Source: Making Change at Walmart

Another speaker at the rally was Congressional Progressive Caucus Co-Chair Rep. Keith Ellison, who today introduced the Protect Democracy from Criminal Corporations Act, which would prohibit corporations guilty of wrongdoing from donating money to campaigns on the local, state, and federal level. Ellison stated that fines on corporations guilty of criminal wrongdoing, like those levied on BP when it plead guilty to 12 charges including obstruction of a congressional investigation into the 2010 oil spill, don’t do enough. Rather, these corporations should be barred from donating money to campaigns, to prevent them from influencing our politics.

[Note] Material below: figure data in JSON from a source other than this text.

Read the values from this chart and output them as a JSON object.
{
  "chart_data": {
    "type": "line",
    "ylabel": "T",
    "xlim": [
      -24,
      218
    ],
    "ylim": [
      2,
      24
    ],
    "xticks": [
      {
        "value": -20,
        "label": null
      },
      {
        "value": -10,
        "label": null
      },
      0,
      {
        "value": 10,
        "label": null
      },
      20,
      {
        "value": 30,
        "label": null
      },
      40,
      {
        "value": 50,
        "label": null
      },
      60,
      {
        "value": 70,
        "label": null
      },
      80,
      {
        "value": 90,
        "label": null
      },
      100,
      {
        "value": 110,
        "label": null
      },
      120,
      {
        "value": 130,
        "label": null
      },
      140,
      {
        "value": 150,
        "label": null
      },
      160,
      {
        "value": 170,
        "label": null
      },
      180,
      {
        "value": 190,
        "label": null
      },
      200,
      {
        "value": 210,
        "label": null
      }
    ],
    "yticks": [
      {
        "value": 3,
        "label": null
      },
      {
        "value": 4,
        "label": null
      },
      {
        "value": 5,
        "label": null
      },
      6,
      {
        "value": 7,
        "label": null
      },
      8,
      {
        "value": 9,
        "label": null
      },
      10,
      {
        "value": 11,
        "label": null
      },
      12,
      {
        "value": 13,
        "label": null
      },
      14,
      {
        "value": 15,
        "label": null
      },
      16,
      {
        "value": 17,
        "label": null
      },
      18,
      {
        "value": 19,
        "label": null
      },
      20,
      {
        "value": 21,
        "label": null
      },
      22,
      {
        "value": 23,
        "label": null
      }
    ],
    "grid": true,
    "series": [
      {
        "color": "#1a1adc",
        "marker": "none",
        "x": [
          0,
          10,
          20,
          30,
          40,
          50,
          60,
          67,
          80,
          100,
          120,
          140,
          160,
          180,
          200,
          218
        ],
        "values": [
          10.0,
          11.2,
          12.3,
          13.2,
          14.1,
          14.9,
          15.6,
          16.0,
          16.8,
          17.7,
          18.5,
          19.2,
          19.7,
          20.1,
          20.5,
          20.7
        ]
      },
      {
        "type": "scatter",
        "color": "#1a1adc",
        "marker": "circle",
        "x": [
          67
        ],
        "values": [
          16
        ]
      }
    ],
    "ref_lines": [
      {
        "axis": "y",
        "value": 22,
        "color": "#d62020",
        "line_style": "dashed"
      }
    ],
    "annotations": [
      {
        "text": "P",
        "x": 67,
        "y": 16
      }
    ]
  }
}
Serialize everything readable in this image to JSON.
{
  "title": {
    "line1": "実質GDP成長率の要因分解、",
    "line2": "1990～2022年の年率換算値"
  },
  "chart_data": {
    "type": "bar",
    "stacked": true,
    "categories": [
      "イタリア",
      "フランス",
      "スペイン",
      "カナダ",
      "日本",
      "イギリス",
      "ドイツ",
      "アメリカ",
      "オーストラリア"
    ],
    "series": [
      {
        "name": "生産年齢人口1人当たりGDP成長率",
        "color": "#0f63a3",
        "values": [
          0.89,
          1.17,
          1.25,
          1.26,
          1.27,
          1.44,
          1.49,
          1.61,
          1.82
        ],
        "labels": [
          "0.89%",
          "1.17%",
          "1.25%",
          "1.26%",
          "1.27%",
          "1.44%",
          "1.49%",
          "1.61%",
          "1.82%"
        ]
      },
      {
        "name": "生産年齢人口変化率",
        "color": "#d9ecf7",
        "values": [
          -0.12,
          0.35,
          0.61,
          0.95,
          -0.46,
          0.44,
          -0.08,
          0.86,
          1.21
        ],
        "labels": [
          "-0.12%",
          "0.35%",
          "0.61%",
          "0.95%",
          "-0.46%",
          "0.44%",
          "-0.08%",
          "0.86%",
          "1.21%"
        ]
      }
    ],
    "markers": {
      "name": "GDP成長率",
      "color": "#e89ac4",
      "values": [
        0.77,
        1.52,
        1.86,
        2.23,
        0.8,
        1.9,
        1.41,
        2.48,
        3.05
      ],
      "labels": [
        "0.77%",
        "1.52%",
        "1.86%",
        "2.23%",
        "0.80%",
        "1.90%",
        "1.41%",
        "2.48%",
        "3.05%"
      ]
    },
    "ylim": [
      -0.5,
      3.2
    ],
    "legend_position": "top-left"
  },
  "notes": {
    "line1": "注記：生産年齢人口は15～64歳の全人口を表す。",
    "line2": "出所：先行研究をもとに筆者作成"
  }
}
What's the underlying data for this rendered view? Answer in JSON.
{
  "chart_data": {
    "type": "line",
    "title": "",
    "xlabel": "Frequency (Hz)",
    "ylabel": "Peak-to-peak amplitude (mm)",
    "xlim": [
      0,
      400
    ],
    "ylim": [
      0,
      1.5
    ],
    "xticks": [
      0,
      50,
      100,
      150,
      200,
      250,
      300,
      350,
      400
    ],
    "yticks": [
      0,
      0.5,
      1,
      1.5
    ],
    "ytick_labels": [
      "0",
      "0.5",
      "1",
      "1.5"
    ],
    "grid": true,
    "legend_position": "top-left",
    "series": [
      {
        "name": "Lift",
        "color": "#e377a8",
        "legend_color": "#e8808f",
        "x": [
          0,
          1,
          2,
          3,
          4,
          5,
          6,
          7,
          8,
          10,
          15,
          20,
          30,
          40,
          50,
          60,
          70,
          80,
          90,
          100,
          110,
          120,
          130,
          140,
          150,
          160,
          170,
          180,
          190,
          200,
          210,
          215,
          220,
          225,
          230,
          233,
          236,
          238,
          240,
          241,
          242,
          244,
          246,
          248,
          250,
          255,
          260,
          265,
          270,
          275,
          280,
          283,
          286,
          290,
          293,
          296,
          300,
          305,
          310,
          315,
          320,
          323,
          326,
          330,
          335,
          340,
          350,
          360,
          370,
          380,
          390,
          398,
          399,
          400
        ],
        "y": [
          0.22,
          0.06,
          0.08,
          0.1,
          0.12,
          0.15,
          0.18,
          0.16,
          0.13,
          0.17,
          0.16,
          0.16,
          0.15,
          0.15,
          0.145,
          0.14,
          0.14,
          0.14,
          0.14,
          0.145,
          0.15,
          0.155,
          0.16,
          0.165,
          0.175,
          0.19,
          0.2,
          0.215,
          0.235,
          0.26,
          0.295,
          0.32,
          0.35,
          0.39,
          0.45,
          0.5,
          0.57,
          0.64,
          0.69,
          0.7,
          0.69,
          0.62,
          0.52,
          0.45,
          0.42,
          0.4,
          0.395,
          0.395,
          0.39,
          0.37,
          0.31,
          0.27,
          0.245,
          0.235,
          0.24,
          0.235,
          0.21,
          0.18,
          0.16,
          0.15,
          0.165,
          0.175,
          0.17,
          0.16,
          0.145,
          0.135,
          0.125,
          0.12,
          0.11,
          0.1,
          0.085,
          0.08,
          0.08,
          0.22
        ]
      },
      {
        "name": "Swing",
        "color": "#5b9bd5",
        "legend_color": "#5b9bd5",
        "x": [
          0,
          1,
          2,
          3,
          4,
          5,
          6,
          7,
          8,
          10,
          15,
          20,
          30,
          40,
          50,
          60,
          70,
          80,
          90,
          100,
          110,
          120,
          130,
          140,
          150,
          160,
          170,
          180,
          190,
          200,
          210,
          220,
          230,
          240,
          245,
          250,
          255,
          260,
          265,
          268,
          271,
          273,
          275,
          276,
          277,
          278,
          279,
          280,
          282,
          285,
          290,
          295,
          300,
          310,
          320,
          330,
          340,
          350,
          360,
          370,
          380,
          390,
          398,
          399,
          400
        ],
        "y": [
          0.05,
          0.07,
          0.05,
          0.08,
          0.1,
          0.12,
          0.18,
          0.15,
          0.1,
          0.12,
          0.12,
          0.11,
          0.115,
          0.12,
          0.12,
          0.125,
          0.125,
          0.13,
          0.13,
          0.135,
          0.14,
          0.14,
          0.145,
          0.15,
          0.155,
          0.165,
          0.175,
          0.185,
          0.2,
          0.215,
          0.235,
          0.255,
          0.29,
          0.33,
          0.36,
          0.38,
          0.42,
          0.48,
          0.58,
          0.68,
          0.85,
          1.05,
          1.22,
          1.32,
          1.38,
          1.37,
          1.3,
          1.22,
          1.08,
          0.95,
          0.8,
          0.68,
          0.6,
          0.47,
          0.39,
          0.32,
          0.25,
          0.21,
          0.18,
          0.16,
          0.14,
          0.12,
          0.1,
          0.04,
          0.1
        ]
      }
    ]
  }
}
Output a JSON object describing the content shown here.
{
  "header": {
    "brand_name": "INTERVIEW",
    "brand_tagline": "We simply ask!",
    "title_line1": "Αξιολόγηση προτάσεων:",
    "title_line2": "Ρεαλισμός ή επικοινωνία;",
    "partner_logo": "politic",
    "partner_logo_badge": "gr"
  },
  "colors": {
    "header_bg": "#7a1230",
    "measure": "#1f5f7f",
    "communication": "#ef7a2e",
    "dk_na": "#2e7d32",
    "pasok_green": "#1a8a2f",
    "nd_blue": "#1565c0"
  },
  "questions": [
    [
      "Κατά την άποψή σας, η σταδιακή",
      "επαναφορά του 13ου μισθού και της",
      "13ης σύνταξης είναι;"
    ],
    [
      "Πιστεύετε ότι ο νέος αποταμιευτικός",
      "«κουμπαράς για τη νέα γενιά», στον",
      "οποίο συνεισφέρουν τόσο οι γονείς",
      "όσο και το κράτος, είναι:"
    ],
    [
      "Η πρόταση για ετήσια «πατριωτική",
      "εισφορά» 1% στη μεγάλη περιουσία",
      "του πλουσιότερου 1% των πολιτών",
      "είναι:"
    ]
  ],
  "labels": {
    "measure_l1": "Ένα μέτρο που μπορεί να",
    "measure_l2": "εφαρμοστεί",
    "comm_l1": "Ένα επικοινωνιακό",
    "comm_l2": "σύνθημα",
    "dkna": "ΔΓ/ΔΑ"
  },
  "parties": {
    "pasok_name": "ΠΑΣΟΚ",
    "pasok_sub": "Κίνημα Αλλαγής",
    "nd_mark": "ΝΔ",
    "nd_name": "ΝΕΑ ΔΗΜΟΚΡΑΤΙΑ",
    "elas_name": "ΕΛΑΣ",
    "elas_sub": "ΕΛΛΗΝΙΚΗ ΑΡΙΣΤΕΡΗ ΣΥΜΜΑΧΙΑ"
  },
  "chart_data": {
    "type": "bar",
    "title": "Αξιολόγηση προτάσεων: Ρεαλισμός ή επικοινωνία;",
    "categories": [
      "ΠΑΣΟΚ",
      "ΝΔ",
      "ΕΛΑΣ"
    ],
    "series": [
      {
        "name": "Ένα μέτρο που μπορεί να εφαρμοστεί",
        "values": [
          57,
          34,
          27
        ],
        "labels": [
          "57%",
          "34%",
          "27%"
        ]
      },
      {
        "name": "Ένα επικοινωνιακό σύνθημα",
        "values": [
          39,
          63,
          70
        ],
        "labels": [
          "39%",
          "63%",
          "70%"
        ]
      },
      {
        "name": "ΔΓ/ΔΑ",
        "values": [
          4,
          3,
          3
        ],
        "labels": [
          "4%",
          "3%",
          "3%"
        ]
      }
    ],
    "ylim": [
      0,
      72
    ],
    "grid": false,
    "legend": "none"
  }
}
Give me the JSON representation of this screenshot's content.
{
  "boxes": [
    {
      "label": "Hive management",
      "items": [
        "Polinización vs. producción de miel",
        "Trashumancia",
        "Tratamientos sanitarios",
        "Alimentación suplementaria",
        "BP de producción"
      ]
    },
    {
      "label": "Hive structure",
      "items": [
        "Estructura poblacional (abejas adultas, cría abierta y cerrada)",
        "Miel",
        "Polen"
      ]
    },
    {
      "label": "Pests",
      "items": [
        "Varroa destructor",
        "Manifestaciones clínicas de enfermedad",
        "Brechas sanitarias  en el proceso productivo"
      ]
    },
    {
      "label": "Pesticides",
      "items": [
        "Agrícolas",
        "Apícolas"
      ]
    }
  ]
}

“Some of the resulting $700 million raised by SuperPACs in 2014 came from companies that conspired to defraud the federal government or committed other felonies involving dishonesty or breach of trust,” Ellison said. “Until we restore the power to people and reverse the decision in Công dân Hoa Kỳ, companies that break the law shouldn’t be allowed to flood our democracy with dirty money.”

At the end of the snow-packed rally, Pastor Eugene Edward Wilson Jr. of the Church of Christ spoke of the struggle oppressed people have faced in America throughout history, from slaves to women and LGBT peoples, reciting the Langston Hughes poem “Let America Be America Again.” “America was never America to me, and yet I swear this oath – America will be,” he chanted.

After the rally, protesters marched with Wilson to the Church of Christ for a discussion on money in politics and goals for the movement ahead.